Five Easy Pieces no destaca por ser radical estilísticamente, ni consigue impactar a través de una excesiva violencia o rompiendo tabúes sociales, algo que era normal en otros títulos representativos del movimiento, como Taxi Driver o Cowboy de medianoche. Pero Rafelson sí tenía en común con sus contemporáneos el impulso artístico de lograr el máximo realismo posible. En su película vemos la sublimación del hombre de a pie como protagonista absoluto, alguien que no ha de ser héroe ni anti-héroe, sin ningún cometido impuesto por el guión aparte de ser él mismo, de parecernos real.
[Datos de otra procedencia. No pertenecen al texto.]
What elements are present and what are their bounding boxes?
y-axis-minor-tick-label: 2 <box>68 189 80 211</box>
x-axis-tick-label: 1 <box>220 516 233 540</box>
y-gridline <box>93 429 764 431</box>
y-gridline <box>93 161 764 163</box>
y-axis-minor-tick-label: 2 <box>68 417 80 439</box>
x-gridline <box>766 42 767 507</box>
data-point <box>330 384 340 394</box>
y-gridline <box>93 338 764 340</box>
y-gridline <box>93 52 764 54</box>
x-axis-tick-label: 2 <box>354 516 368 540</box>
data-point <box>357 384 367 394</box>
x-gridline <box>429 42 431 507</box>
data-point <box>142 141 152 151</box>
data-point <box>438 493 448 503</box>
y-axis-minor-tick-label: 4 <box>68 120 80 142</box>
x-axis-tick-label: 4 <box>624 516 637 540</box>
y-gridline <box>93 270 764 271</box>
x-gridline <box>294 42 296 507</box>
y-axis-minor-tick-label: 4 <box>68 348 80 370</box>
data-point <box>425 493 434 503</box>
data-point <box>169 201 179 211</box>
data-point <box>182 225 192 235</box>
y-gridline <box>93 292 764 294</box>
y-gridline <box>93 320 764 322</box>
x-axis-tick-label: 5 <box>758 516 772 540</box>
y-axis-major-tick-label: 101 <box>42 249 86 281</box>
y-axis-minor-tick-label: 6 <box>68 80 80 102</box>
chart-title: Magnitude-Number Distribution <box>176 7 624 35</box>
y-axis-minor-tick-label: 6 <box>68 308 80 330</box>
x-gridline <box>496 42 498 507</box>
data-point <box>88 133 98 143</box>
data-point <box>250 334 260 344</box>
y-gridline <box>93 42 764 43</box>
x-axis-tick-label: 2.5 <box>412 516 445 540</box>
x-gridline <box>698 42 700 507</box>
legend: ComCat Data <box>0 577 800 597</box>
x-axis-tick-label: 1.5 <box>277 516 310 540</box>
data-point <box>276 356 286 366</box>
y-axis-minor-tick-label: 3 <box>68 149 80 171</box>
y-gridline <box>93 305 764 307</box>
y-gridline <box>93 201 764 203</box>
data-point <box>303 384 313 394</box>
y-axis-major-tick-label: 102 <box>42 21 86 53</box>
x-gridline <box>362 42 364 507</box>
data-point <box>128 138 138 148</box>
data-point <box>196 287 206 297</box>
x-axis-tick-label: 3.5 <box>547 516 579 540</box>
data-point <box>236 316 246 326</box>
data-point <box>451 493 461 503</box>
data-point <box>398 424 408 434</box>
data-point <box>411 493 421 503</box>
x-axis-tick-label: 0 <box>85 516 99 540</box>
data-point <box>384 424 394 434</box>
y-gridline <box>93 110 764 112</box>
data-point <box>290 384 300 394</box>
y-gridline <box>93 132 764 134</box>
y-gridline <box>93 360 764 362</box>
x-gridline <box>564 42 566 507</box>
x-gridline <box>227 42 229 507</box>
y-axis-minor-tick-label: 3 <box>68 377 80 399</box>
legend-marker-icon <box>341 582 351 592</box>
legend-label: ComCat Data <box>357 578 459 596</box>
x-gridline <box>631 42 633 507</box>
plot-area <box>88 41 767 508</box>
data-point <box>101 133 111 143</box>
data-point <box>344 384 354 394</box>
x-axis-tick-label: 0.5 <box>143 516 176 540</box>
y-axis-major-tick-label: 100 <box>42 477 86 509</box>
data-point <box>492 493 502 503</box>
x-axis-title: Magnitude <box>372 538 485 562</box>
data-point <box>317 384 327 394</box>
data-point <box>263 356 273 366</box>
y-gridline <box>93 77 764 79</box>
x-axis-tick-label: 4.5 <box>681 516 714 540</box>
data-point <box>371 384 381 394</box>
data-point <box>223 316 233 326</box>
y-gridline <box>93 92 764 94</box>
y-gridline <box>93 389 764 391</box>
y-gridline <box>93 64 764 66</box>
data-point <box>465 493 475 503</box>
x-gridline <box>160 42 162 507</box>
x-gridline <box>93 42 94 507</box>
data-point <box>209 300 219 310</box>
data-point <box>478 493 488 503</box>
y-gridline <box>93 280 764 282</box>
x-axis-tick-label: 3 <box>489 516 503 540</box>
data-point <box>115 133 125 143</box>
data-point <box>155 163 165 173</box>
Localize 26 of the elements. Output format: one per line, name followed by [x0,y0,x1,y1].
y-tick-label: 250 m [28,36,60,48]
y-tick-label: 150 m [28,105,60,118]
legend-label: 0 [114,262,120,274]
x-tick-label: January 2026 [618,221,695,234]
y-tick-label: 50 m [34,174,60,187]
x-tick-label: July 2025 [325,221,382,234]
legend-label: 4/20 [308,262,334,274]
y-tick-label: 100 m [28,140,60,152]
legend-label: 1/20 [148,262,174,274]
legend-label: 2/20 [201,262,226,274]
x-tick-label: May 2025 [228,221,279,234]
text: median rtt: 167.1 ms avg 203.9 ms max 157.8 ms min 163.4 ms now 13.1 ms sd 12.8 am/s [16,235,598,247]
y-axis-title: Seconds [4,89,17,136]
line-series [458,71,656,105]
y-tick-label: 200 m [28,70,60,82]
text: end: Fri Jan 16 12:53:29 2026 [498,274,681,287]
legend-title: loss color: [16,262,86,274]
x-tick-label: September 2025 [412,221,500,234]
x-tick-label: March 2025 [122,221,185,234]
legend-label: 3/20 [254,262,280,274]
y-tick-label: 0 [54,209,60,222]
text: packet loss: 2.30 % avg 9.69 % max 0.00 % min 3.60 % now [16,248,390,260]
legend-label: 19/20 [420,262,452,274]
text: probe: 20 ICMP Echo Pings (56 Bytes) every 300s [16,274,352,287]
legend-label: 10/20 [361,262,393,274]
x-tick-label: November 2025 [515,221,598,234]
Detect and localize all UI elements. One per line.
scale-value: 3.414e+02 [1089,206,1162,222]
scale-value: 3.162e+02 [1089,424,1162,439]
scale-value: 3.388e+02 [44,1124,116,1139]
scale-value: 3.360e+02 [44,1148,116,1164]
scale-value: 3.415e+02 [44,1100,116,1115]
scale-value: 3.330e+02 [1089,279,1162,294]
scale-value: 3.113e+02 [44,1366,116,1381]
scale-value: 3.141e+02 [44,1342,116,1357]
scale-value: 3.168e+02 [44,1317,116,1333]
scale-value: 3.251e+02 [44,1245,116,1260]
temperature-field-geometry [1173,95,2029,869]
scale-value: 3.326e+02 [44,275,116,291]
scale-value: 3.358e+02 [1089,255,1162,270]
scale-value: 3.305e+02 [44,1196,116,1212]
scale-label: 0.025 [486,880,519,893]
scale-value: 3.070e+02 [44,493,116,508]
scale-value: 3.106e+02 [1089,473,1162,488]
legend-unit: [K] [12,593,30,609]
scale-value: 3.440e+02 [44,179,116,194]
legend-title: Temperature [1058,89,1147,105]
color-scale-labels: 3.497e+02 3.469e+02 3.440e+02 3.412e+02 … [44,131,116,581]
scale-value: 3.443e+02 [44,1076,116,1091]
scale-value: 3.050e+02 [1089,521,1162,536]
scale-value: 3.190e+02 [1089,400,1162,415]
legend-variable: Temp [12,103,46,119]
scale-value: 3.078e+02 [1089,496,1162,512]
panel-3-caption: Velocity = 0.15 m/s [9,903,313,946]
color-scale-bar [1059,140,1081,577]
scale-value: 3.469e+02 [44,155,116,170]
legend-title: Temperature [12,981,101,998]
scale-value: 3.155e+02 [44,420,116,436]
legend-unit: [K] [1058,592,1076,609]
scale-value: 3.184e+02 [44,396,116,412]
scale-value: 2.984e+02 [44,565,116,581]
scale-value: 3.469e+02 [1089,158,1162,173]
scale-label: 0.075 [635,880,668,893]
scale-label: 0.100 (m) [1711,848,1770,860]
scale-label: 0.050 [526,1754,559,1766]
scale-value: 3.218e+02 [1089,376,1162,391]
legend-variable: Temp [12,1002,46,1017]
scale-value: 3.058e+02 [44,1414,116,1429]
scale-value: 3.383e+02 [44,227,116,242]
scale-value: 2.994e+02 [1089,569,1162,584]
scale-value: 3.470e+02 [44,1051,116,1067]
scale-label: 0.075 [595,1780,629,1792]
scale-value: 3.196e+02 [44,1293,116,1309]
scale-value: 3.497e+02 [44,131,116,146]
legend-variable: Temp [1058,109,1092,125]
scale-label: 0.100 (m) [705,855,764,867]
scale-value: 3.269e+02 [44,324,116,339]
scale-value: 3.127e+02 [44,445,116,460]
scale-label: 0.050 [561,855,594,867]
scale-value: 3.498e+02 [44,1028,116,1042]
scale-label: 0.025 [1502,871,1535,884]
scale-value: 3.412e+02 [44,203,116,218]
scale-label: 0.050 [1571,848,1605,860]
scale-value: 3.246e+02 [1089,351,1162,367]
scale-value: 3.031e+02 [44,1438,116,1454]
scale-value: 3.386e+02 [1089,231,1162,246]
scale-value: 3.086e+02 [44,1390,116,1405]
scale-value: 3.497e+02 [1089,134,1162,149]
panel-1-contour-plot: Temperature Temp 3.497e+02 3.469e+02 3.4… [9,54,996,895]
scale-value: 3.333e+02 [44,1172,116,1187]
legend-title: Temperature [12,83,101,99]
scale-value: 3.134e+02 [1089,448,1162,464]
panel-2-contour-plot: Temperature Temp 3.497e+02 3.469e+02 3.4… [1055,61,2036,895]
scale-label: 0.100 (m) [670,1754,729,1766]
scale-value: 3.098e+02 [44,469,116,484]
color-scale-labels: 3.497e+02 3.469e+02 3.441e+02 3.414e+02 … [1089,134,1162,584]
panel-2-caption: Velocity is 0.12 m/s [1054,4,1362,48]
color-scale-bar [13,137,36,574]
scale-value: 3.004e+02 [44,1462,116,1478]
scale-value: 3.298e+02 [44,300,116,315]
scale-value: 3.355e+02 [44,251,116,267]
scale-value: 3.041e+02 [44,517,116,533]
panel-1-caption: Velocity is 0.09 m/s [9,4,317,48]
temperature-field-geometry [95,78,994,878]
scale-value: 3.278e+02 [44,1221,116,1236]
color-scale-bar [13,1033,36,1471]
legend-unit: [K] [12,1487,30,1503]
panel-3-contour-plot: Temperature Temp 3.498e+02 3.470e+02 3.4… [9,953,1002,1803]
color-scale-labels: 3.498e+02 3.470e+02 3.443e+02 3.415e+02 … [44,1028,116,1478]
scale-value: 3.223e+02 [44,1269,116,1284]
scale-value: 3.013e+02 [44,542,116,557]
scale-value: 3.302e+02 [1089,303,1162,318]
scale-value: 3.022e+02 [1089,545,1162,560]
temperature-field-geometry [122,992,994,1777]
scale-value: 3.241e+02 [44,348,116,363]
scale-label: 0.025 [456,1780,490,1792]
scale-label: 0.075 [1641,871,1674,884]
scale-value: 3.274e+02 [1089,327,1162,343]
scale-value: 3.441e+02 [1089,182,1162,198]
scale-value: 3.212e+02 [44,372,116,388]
El personaje en cuestión puede entonces provocar sensaciones opuestas en el espectador; Robert Dupea puede resultar un capullo cada vez que ningunea y trata de forma paternalista a Rayette, o un rebelde cautivador en la famosa escena en la que se baja del coche en medio de un atasco, se sube a un camión de mudanzas y se pone a tocar un piano como un Beethoven versión redneck. La película funciona como un canalizador de su energía, la narración sujeta a los vaivenes de su comportamiento, a veces vehemente y otras frío y racional, generando así situaciones en apariencia fortuitas pero que no hacen sino introducirnos cada vez más en su peculiar personalidad. 

El resultado es una obra de total libertad, que llega al corazón del espectador por su autenticidad y la intimidad que consigue establecer entre este y sus personajes, y cuyo visionado puede llegar a resultar una catarsis para cualquiera que no sepa o tengas dudas sobre qué dirección debe tomar su vida.